Die mit der Vier-Monats-Regelung des § 1 Abs. 3 BeschFG verbundene Möglichkeit, immer wieder aufs neue sachgrundlose Befristungen nach dem Beschäftigungsförderungsgesetz zu vereinbaren und den Vier-Monats-Zeitraum durch Zeiten vorübergehender Arbeitslosmeldung zu überbrücken, bot den Betrieben zwar eine gesteigerte Flexibilität hinsichtlich des Personalbedarfs; das Ziel der Beschäftigungsförderung war durch eine solche Konzeption jedoch nicht zu erreichen. Das strikte Anschlussverbot des § 14 Abs. 2 Satz 2 TzBfG soll hingegen die sachgrundlose Befristung im Verhältnis zu demselben Arbeitgeber effektiv auf einen Anwendungsfall begrenzen. Ob zur Vermeidung von Missbräuchen tatsächlich ein zeitlich unbegrenztes Anschlussverbot erforderlich gewesen wäre, mag rechtspolitisch zweifelhaft sein.

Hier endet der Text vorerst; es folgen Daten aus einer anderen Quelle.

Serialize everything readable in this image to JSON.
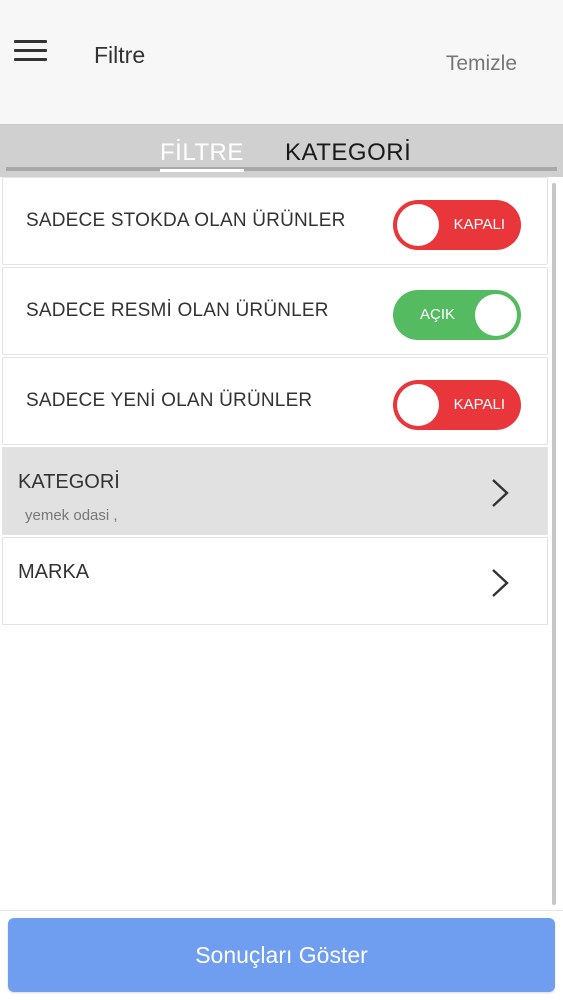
{
  "header": {
    "title": "Filtre",
    "clear_label": "Temizle",
    "menu_icon": "hamburger-menu-icon"
  },
  "tabs": [
    {
      "label": "FİLTRE",
      "active": true
    },
    {
      "label": "KATEGORİ",
      "active": false
    }
  ],
  "filters": [
    {
      "label": "SADECE STOKDA OLAN ÜRÜNLER",
      "state": "KAPALI",
      "on": false
    },
    {
      "label": "SADECE RESMİ OLAN ÜRÜNLER",
      "state": "AÇIK",
      "on": true
    },
    {
      "label": "SADECE YENİ OLAN ÜRÜNLER",
      "state": "KAPALI",
      "on": false
    }
  ],
  "nav": [
    {
      "title": "KATEGORİ",
      "subtitle": "yemek odasi ,"
    },
    {
      "title": "MARKA",
      "subtitle": ""
    }
  ],
  "footer": {
    "show_results_label": "Sonuçları Göster"
  },
  "colors": {
    "toggle_off": "#e8363b",
    "toggle_on": "#55bb60",
    "primary_button": "#6f9df0",
    "selected_row": "#e1e1e1"
  }
}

Zu einer Gesetzeskorrektur oder einschränkenden Gesetzesauslegung für Übergangsfälle besteht jedoch jedenfalls im vorliegenden Zusammenhang kein Anlass. In Anbetracht der damaligen Unterbrechung des Arbeitsverhältnisses von ca. 4 1/2 Monaten vom 01.07. bis 15.11.1999 kann von einem unverhältnismäßigen Eingriff in die Vertragsfreiheit keine Rede sein. Auch unter dem Gesichtspunkt des Vertrauensschutzes war der Gesetzgeber nicht gehalten, eine Übergangsregelung zu schaffen, welche eine Ausschöpfung früher zulässiger Befristungsmöglichkeiten zuließ. Vielmehr hätte es der Beklagten freigestanden, etwa im Zusammenhang mit der Verlängerungsvereinbarung vom 26.10.2000 die zu diesem Zeitpunkt noch mögliche Befristungsverlängerung bis zur Ausschöpfung der Zweijahresgrenze (15.11.2001) mit dem Kläger zu vereinbaren. Wenn die Beklagte stattdessen eine Verlängerung allein bis zum 31.05.2001 vereinbarte, unterlag sie ab diesem Zeitpunkt den verschärften Regeln des Befristungsrechts.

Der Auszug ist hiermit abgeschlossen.